As equipas da MSF no Sudoeste dos Camarões, após terem sido informadas da detenção e destas acusações, pensaram tratar-se de um mal-entendido que seria rapidamente resolvido e contactaram as autoridades para provar que todos os procedimentos administrativos acordados foram respeitados pelos profissionais. Nem as explicações dadas pela MSF e pelos serviços jurídicos prestados a Marguerite e Ashu nem as versões dos acontecimentos dadas pelos profissionais levaram à sua libertação, quatro meses passados desde o sucedido.

A MSF reiterou que foram cumpridos todos os procedimentos administrativos acordados com as autoridades para tratar pacientes não portadores de documentos de identificação. Sublinhou também que transferir e tratar pessoas feridas e doentes, independentemente da posição do paciente no conflito, são alicerces do trabalho humanitário em contextos de violência e conflito. Além disso, a prestação de assistência de urgência a pessoas que correm o risco de morrer está protegida na lei camaronesa.
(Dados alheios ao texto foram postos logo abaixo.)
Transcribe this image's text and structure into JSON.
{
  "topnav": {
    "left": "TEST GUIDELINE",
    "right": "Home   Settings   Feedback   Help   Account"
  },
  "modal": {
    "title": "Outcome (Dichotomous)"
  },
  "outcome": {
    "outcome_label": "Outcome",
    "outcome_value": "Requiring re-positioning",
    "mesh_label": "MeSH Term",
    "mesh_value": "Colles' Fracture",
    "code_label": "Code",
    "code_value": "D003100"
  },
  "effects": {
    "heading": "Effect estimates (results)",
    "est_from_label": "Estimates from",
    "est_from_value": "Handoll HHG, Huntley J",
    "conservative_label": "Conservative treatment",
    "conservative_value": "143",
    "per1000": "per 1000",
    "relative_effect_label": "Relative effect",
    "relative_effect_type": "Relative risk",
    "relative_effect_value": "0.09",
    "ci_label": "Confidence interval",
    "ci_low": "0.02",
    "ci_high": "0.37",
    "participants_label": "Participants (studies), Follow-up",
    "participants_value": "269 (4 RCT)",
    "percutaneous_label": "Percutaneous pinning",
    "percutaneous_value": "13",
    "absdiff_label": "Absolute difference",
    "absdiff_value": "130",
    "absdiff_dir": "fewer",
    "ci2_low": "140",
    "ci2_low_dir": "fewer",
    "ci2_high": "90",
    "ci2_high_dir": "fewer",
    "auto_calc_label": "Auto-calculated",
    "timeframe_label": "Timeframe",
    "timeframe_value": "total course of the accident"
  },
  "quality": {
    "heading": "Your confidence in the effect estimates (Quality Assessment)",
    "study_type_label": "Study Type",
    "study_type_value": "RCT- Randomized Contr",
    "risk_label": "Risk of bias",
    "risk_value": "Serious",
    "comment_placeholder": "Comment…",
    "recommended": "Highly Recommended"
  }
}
A MSF especificou também que, como organização médica neutra e imparcial, prestou assistência a pessoas feridas de ambos os lados do conflito, incluindo soldados das forças armadas camaronesas. Fez saber ainda que a transferência e tratamento de pacientes com ferimentos de balas é uma parte mínima do trabalho que realiza no Sudoeste dos Camarões. Os representantes da MSF explicaram que os números de contacto da MSF são conhecidos na região para que as pessoas os possam utilizar em caso de emergência e também porque a MSF deve falar com todas as partes envolvidas no conflito para asseverar o acesso à população e também garantir a segurança das suas próprias equipas. Todos estes esclarecimentos e explicações foram apresentados às autoridades camaronesas a fim de assegurar a libertação de Marguerite e Ashu.

Num relatório solicitado pelo Ministério da Defesa, o Centro Internacional Mandela, uma organização independente camaronesa, concluiu que Marguerite e Ashu deviam ser exonerados de quaisquer delitos, tal como a MSF. O relatório pediu a libertação imediata dos profissionais detidos.  A MSF exige também a sua libertação imediata.
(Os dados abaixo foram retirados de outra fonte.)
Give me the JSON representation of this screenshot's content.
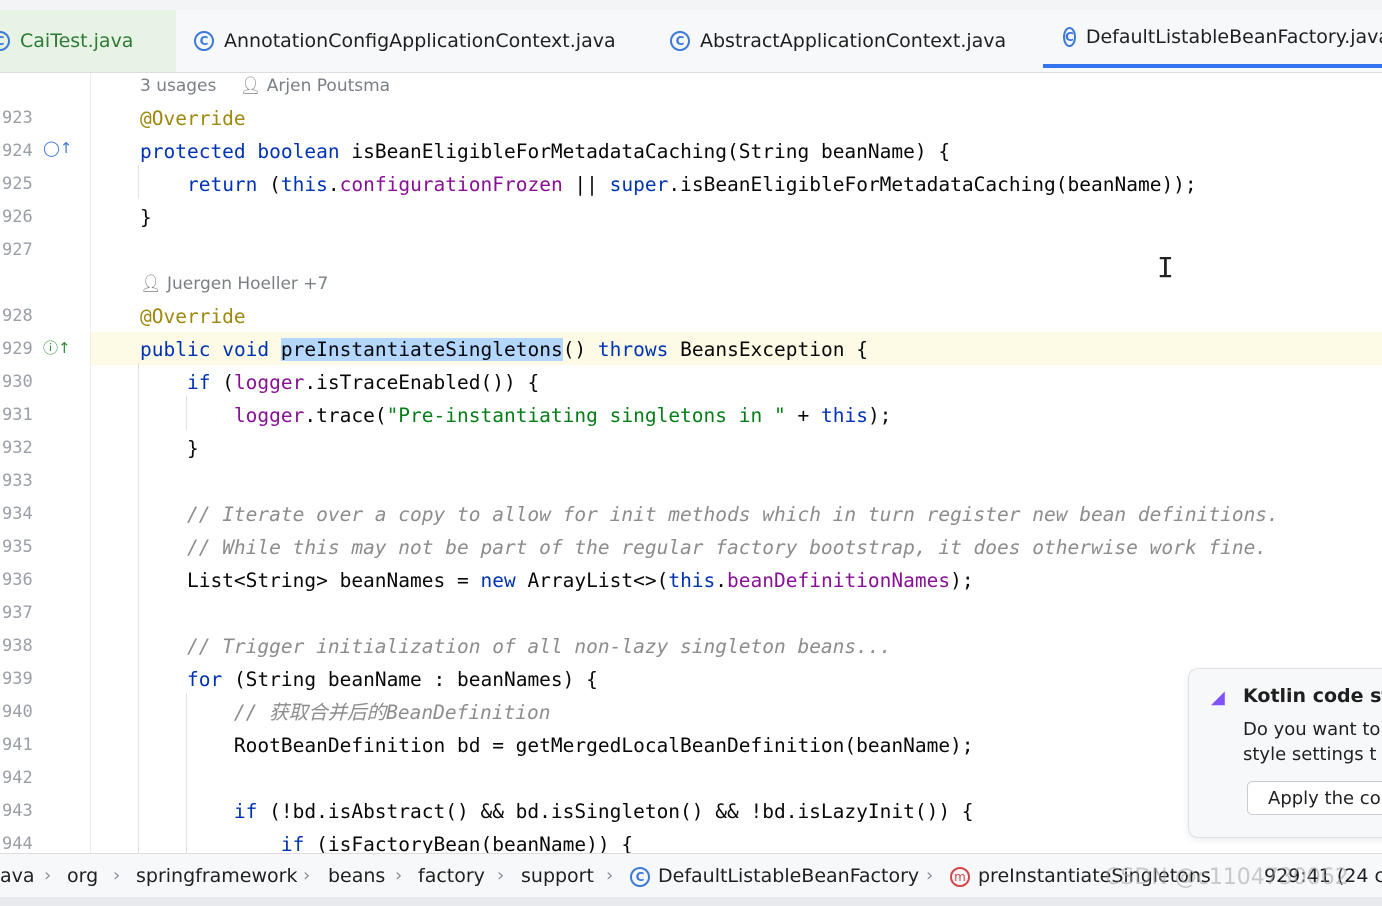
{
  "tabs": [
    {
      "label": "CaiTest.java",
      "icon": "class-icon",
      "state": "partial"
    },
    {
      "label": "AnnotationConfigApplicationContext.java",
      "icon": "class-icon"
    },
    {
      "label": "AbstractApplicationContext.java",
      "icon": "class-icon"
    },
    {
      "label": "DefaultListableBeanFactory.java",
      "icon": "class-icon",
      "state": "active"
    }
  ],
  "hints": {
    "first": {
      "usages": "3 usages",
      "author": "Arjen Poutsma"
    },
    "second": {
      "author": "Juergen Hoeller +7"
    }
  },
  "lines": [
    {
      "num": "923",
      "segments": [
        {
          "t": "@Override",
          "c": "ann"
        }
      ]
    },
    {
      "num": "924",
      "segments": [
        {
          "t": "protected",
          "c": "kw"
        },
        {
          "t": " "
        },
        {
          "t": "boolean",
          "c": "kw"
        },
        {
          "t": " isBeanEligibleForMetadataCaching(String beanName) {"
        }
      ]
    },
    {
      "num": "925",
      "segments": [
        {
          "t": "    "
        },
        {
          "t": "return",
          "c": "kw"
        },
        {
          "t": " ("
        },
        {
          "t": "this",
          "c": "kw"
        },
        {
          "t": "."
        },
        {
          "t": "configurationFrozen",
          "c": "fld"
        },
        {
          "t": " || "
        },
        {
          "t": "super",
          "c": "kw"
        },
        {
          "t": ".isBeanEligibleForMetadataCaching(beanName));"
        }
      ]
    },
    {
      "num": "926",
      "segments": [
        {
          "t": "}"
        }
      ]
    },
    {
      "num": "927",
      "segments": []
    },
    {
      "num": "928",
      "segments": [
        {
          "t": "@Override",
          "c": "ann"
        }
      ]
    },
    {
      "num": "929",
      "segments": [
        {
          "t": "public",
          "c": "kw"
        },
        {
          "t": " "
        },
        {
          "t": "void",
          "c": "kw"
        },
        {
          "t": " "
        },
        {
          "t": "preInstantiateSingletons",
          "c": "hl"
        },
        {
          "t": "() "
        },
        {
          "t": "throws",
          "c": "kw"
        },
        {
          "t": " BeansException {"
        }
      ]
    },
    {
      "num": "930",
      "segments": [
        {
          "t": "    "
        },
        {
          "t": "if",
          "c": "kw"
        },
        {
          "t": " ("
        },
        {
          "t": "logger",
          "c": "fld"
        },
        {
          "t": ".isTraceEnabled()) {"
        }
      ]
    },
    {
      "num": "931",
      "segments": [
        {
          "t": "        "
        },
        {
          "t": "logger",
          "c": "fld"
        },
        {
          "t": ".trace("
        },
        {
          "t": "\"Pre-instantiating singletons in \"",
          "c": "str"
        },
        {
          "t": " + "
        },
        {
          "t": "this",
          "c": "kw"
        },
        {
          "t": ");"
        }
      ]
    },
    {
      "num": "932",
      "segments": [
        {
          "t": "    }"
        }
      ]
    },
    {
      "num": "933",
      "segments": []
    },
    {
      "num": "934",
      "segments": [
        {
          "t": "    "
        },
        {
          "t": "// Iterate over a copy to allow for init methods which in turn register new bean definitions.",
          "c": "cmt"
        }
      ]
    },
    {
      "num": "935",
      "segments": [
        {
          "t": "    "
        },
        {
          "t": "// While this may not be part of the regular factory bootstrap, it does otherwise work fine.",
          "c": "cmt"
        }
      ]
    },
    {
      "num": "936",
      "segments": [
        {
          "t": "    List<String> beanNames = "
        },
        {
          "t": "new",
          "c": "kw"
        },
        {
          "t": " ArrayList<>("
        },
        {
          "t": "this",
          "c": "kw"
        },
        {
          "t": "."
        },
        {
          "t": "beanDefinitionNames",
          "c": "fld"
        },
        {
          "t": ");"
        }
      ]
    },
    {
      "num": "937",
      "segments": []
    },
    {
      "num": "938",
      "segments": [
        {
          "t": "    "
        },
        {
          "t": "// Trigger initialization of all non-lazy singleton beans...",
          "c": "cmt"
        }
      ]
    },
    {
      "num": "939",
      "segments": [
        {
          "t": "    "
        },
        {
          "t": "for",
          "c": "kw"
        },
        {
          "t": " (String beanName : beanNames) {"
        }
      ]
    },
    {
      "num": "940",
      "segments": [
        {
          "t": "        "
        },
        {
          "t": "// 获取合并后的BeanDefinition",
          "c": "cmt"
        }
      ]
    },
    {
      "num": "941",
      "segments": [
        {
          "t": "        RootBeanDefinition bd = getMergedLocalBeanDefinition(beanName);"
        }
      ]
    },
    {
      "num": "942",
      "segments": []
    },
    {
      "num": "943",
      "segments": [
        {
          "t": "        "
        },
        {
          "t": "if",
          "c": "kw"
        },
        {
          "t": " (!bd.isAbstract() && bd.isSingleton() && !bd.isLazyInit()) {"
        }
      ]
    },
    {
      "num": "944",
      "segments": [
        {
          "t": "            "
        },
        {
          "t": "if",
          "c": "kw"
        },
        {
          "t": " (isFactoryBean(beanName)) {"
        }
      ]
    }
  ],
  "notification": {
    "title": "Kotlin code st",
    "body_line1": "Do you want to",
    "body_line2": "style settings t",
    "button": "Apply the co"
  },
  "breadcrumbs": [
    "ava",
    "org",
    "springframework",
    "beans",
    "factory",
    "support",
    "DefaultListableBeanFactory",
    "preInstantiateSingletons"
  ],
  "status": {
    "position": "929:41 (24 c"
  },
  "watermark": "CSDN @c1104730062",
  "colors": {
    "keyword": "#0033b3",
    "annotation": "#9e880d",
    "field": "#871094",
    "string": "#067d17",
    "comment": "#8c8c8c",
    "selection": "#b4d7ff",
    "accent": "#3574f0"
  }
}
Semanas depois da detenção de Marguerite e Ashu, dois outros membros das equipas da organização no país foram igualmente detidos, noutro caso separado, a 19 e 20 de janeiro de 2022. Foram acusados de cumplicidade com o secessionismo e a MSF insta também à sua libertação imediata. Tal como no caso de Marguerite e Ashu, a MSF está convicta da licitude das tarefas que realizaram pela organização médica. Em ambos os casos, a MSF está a seguir os procedimentos legais camaroneses e está certa de que os profissionais realizaram o seu trabalho de forma neutra, independente e imparcial – tal como devem ser sempre conduzidas as atividades humanitárias.
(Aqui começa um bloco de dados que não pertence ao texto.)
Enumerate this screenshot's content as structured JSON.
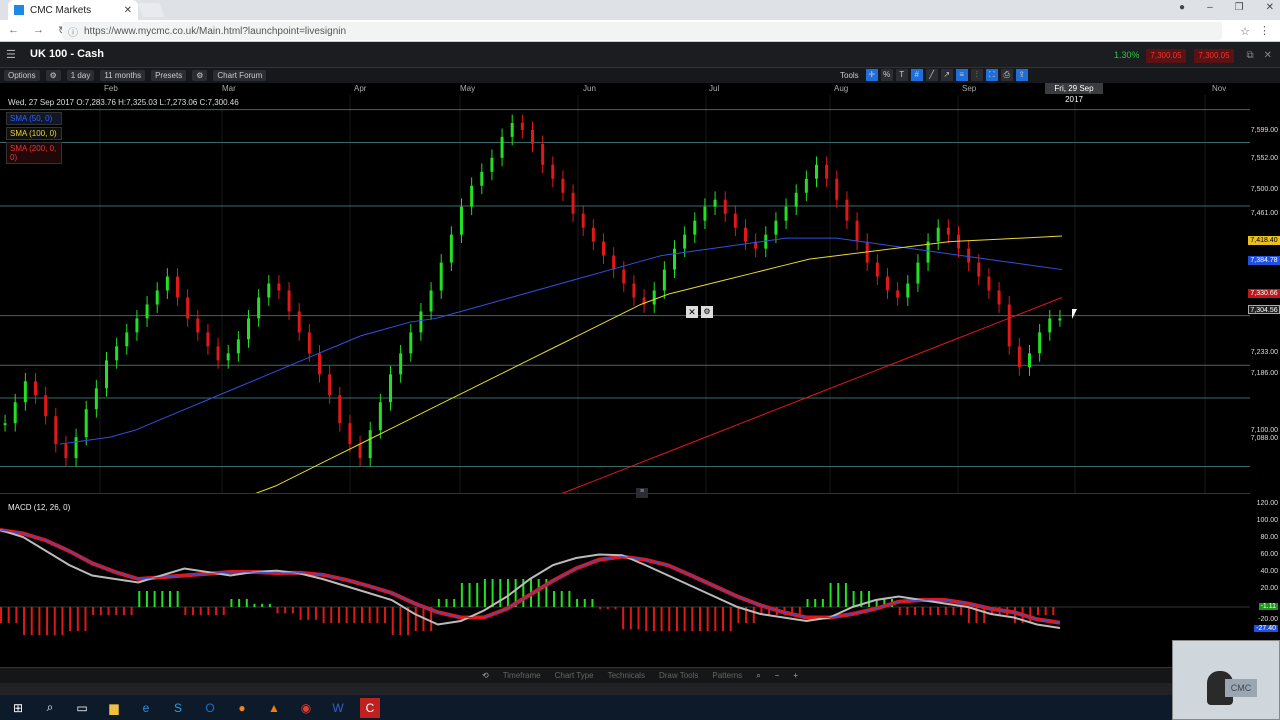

No passado dia 29 de março, a MSF tomou a difícil decisão de suspender as atividades no Sudoeste dos Camarões, para se dedicar exclusivamente à libertação dos profissionais detidos. A organização médica encontra-se numa situação insustentável: por um lado, as suas atividades são necessárias, mas por outro quem presta apoio médico corre o risco de ser perseguido pelas autoridades pelo desempenho do seu trabalho. A MSF tem um dever para com as pessoas que assiste, mas são necessárias pré-condições básicas que permitam realizar as atividades médicas num ambiente seguro. Está claro que estas condições e pré-condições já não se verificam, e que o projeto médico está não só desprotegido, como também é agora perseguido. A MSF não pode colocar os seus profissionais em risco.

Desde a detenção dos quatro colegas, os representantes da MSF têm colaborado com as autoridades camaronesas, a nível local e nacional, prestando toda a informação relacionada com as atividades médicas da organização de forma a facilitar a libertação dos profissionais, sem resultados visíveis até agora. A MSF mantém-se disponível para continuar o diálogo com as autoridades, de forma a resolver esta questão o mais rápido possível.